En son Harem Suare vasıtasıyla tarihsel film çekmenin zorluklarından konuşmuştuk Tıpkı tarihsel film çekmek gibi biyografik bir film çekmek de zordur. Çünkü bu sefer gerçekten yaşamış bir kişinin tarihine bakarsınız ve bu tarihte yaşananların nasıl olup bittiği herkese göre farklılık gösterebilir. Dolayısıyla biyografik bir film yapıyorsanız ister istemez yaşananlara bir 'taraf'tan bakıyorsunuz demektir. İşte bu yüzden gösterdiğiniz yaşam kimilerine göre doğru bir şekilde filme aktarılmıştır, kimilerine göre ise yaşananlarla alakası bile yoktur.

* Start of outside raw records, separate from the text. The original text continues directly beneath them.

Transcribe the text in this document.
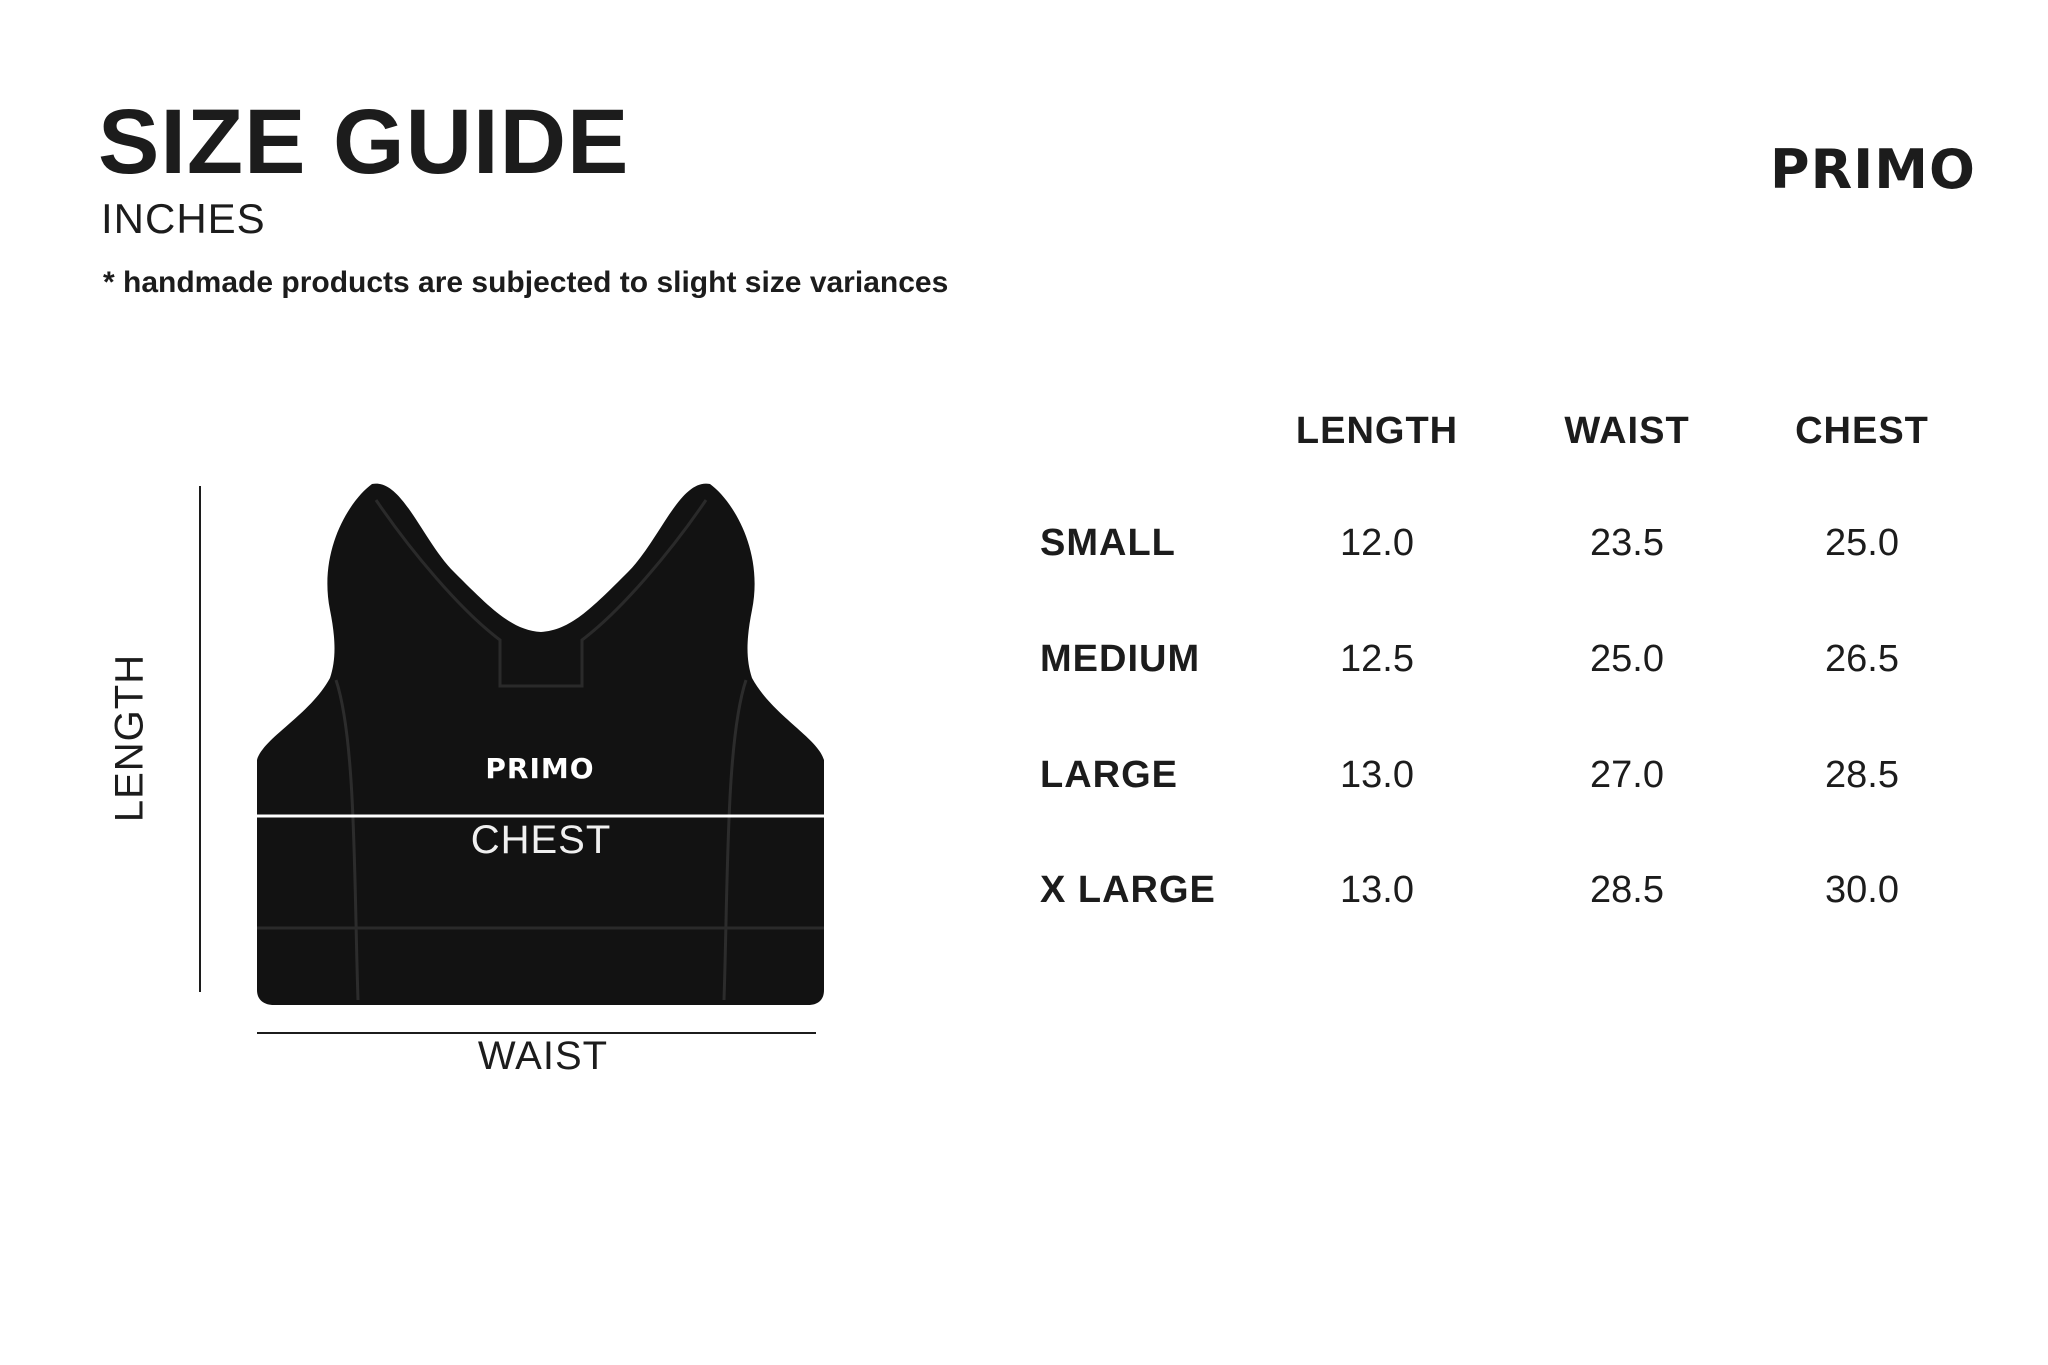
SIZE GUIDE
INCHES
* handmade products are subjected to slight size variances
PRIMO
PRIMO
CHEST
LENGTH
WAIST
LENGTH	WAIST	CHEST
SMALL	12.0	23.5	25.0
MEDIUM	12.5	25.0	26.5
LARGE	13.0	27.0	28.5
X LARGE	13.0	28.5	30.0
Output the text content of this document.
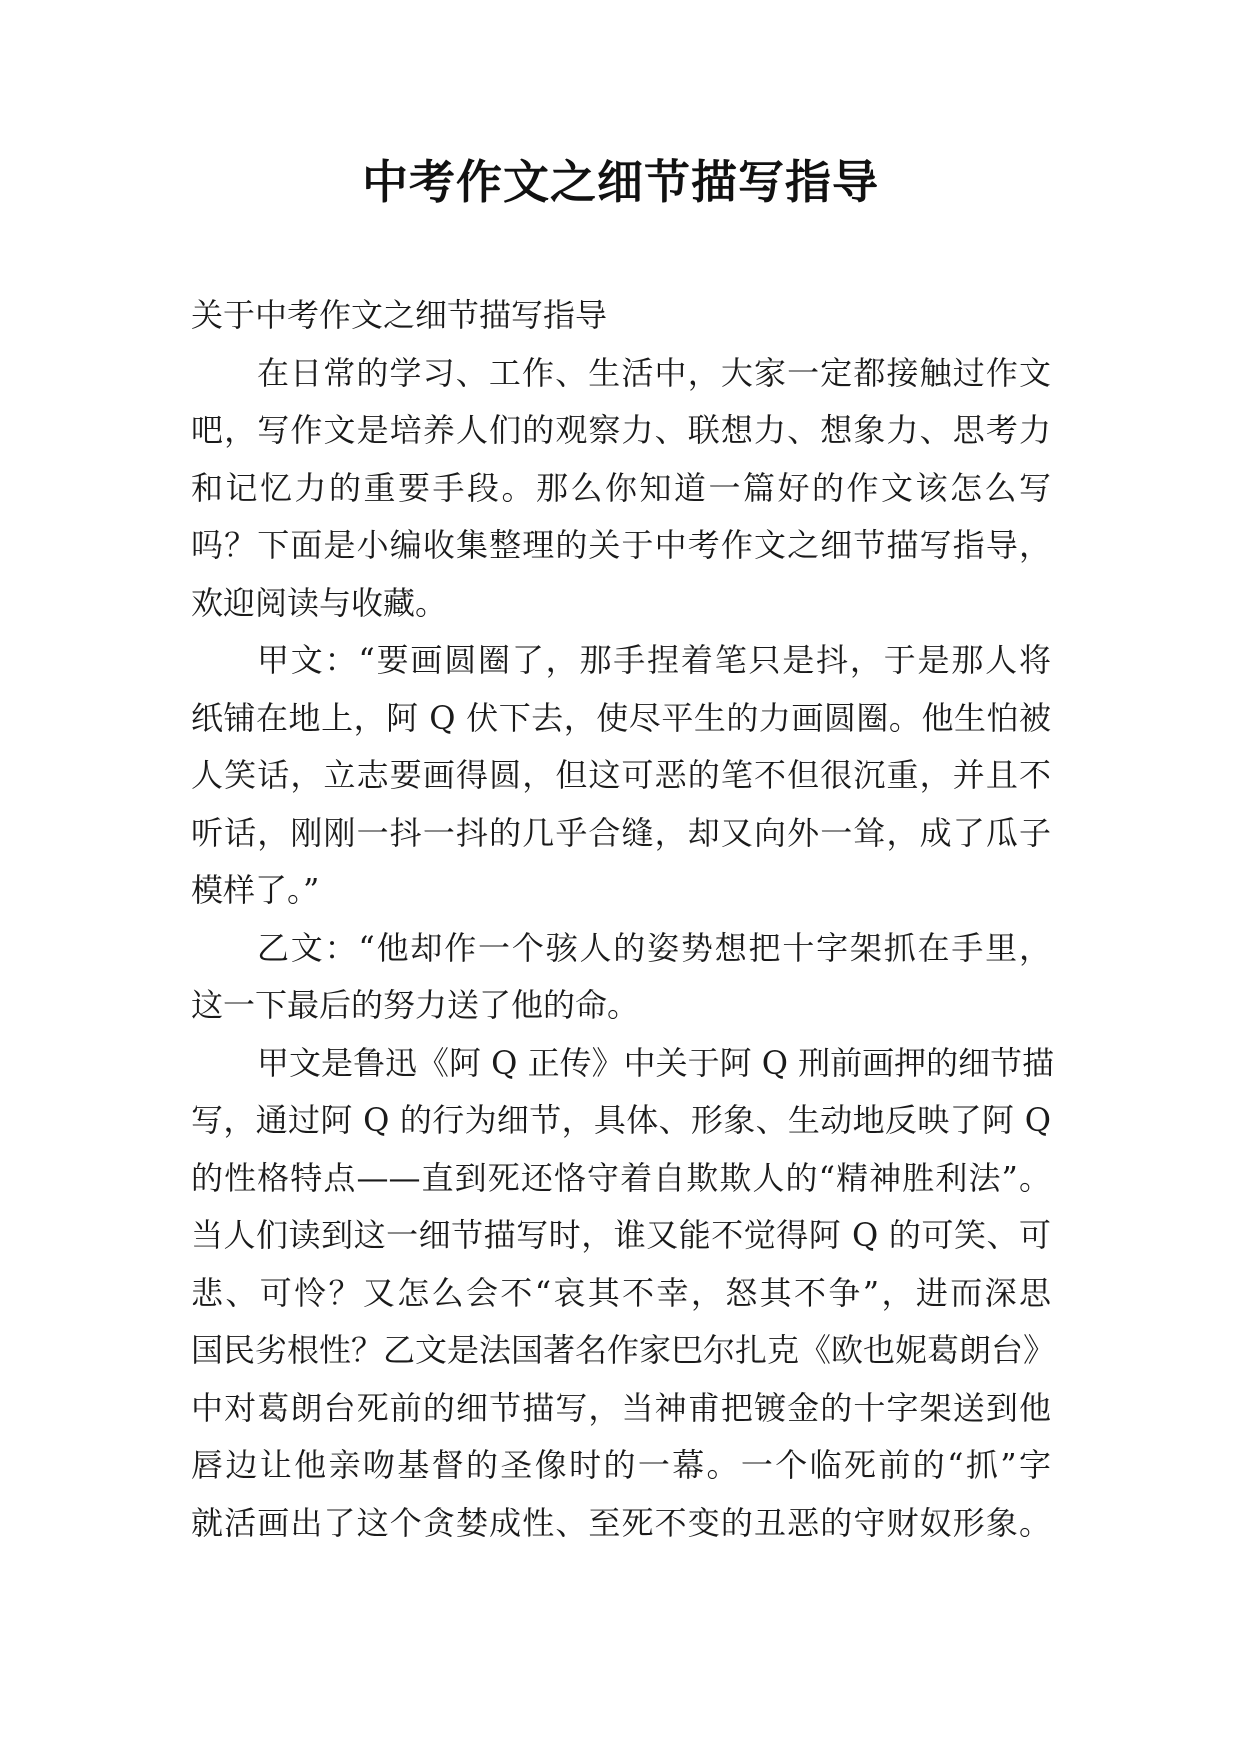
中考作文之细节描写指导
关于中考作文之细节描写指导
在日常的学习、工作、生活中，大家一定都接触过作文
吧，写作文是培养人们的观察力、联想力、想象力、思考力
和记忆力的重要手段。那么你知道一篇好的作文该怎么写
吗？下面是小编收集整理的关于中考作文之细节描写指导，
欢迎阅读与收藏。
甲文：“要画圆圈了，那手捏着笔只是抖，于是那人将
纸铺在地上，阿 Q 伏下去，使尽平生的力画圆圈。他生怕被
人笑话，立志要画得圆，但这可恶的笔不但很沉重，并且不
听话，刚刚一抖一抖的几乎合缝，却又向外一耸，成了瓜子
模样了。”
乙文：“他却作一个骇人的姿势想把十字架抓在手里，
这一下最后的努力送了他的命。
甲文是鲁迅《阿 Q 正传》中关于阿 Q 刑前画押的细节描
写，通过阿 Q 的行为细节，具体、形象、生动地反映了阿 Q
的性格特点——直到死还恪守着自欺欺人的“精神胜利法”。
当人们读到这一细节描写时，谁又能不觉得阿 Q 的可笑、可
悲、可怜？又怎么会不“哀其不幸，怒其不争”，进而深思
国民劣根性？乙文是法国著名作家巴尔扎克《欧也妮葛朗台》
中对葛朗台死前的细节描写，当神甫把镀金的十字架送到他
唇边让他亲吻基督的圣像时的一幕。一个临死前的“抓”字
就活画出了这个贪婪成性、至死不变的丑恶的守财奴形象。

Walk the Line ile 2005 yılında James Mangold bu zor işe soyunmuş ve kolay kolay eşine rastlanmayacak bir sese sahip Johnny Cash'in hayatını anlatmıştı. Cash'in ve onun hayatına ortak olmuş insanların hayatını ne kadar yanlış, ne kadar doğru anlattı bilmiyorum ama film olarak son derece düzgün ve seyir zevki yüksek bir iş ortaya çıkarttığını düşünüyorum.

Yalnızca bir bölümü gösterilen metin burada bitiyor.